The programme died in 1969, as advances in robotics and satellite technology began to match what the military wanted to achieve by stationing human eyes in space - namely keep watch over its Cold War Soviet foes - and do so at a fraction of the cost.
"The programme didn't get too far," Launius said. "In the end, the programme didn't require humans in the loop.
"Plus, with the pressures on the military during the Vietnam War, it was a pretty easy decision on the part of the secretary of defense to cancel MOL."
Programme relics, including at least 22 flight training suits made by Hamilton Sundstrand, were collected over the years and dispatched to the Smithsonian, which serves as the official US space programme archivist.
But at least two of the sky-blue suits disappeared.
No one knows how long the suits languished in the dark and rodent-infested Blockhouse 5/6 at Cape Canaveral Air Force Station, located adjacent to the Kennedy Space Center.
Late last year, however, fire marshals inspecting part of the facility noted piles of decomposing film and deemed them a fire hazard, said Luis Barrios, a design specialist hired by Kennedy Space Center to work with its museum and tourist centre.
When security officials went to clean out the blockhouse, they found a locked annexe with no key.

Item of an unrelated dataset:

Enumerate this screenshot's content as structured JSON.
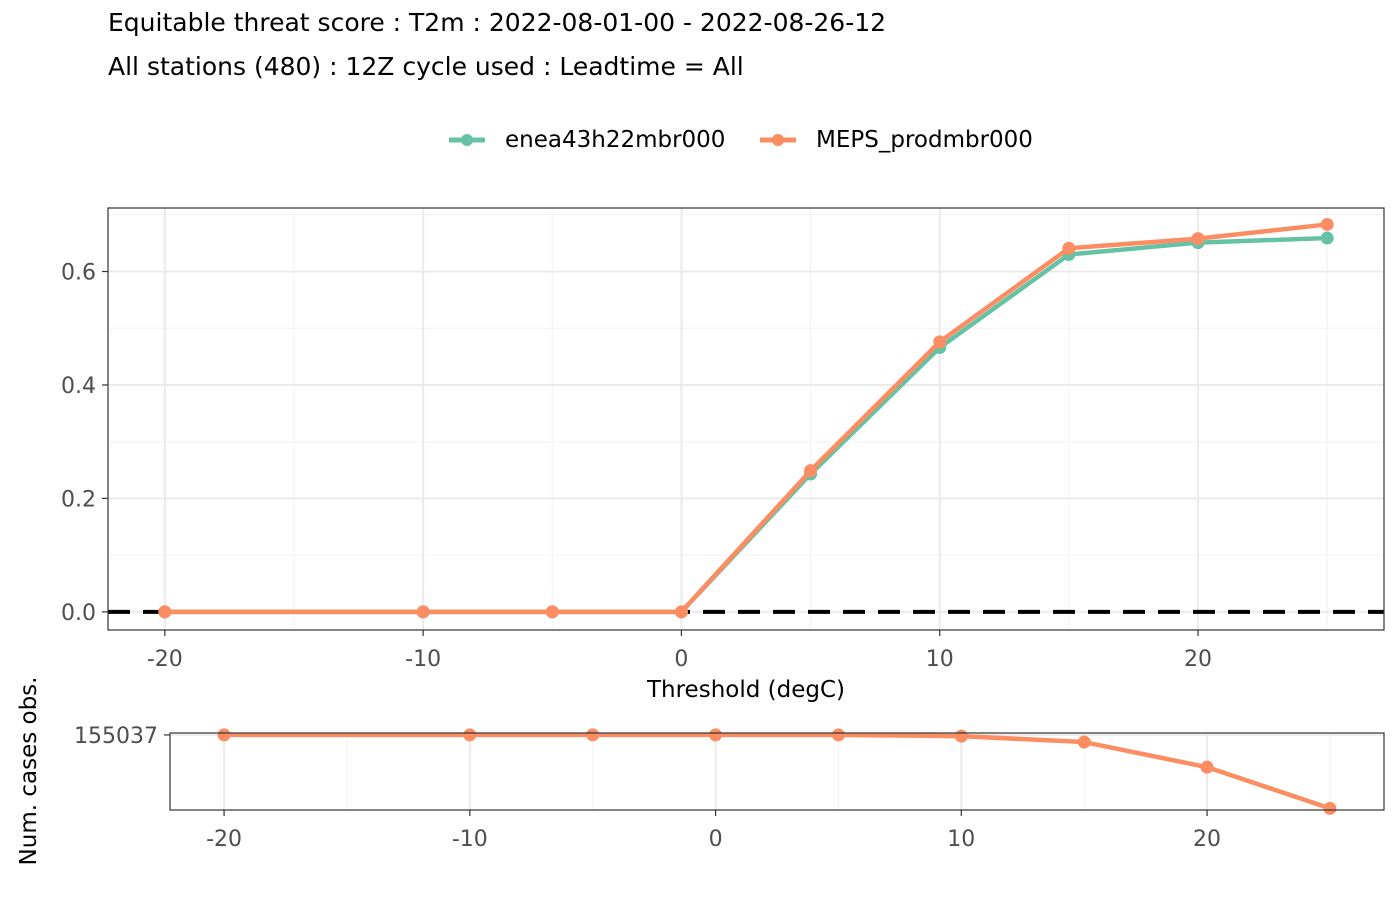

After tracking down a master key, the officers stumbled upon a blue box on the floor of the building and opened it.
A hand-painted Nasa meatball emblem adorned the inside cover and nestled inside the container were two blue spacesuits and four or five pairs of gloves.
"We had to open it up and look at the suits because [with KSC] being a wildlife preserve, you never know what else might be in there with it," Nasa security officer Dann Oakland said.
The suits were found in amongst the boxes
The officers did, in fact, find a mouse nest in the box and tossed it away before packing up the space artefacts and taking them to a secure site.
Lawyer's suit has already been shipped to the Smithsonian, which will soon begin the restoration process. Suit 007 would be following shortly, Barrios said.
For its efforts, KSC will be getting another MOL suit to display at its visitors centre museum.
"It's a reward for something that nobody expected to have the good fortune of finding," Barrios said.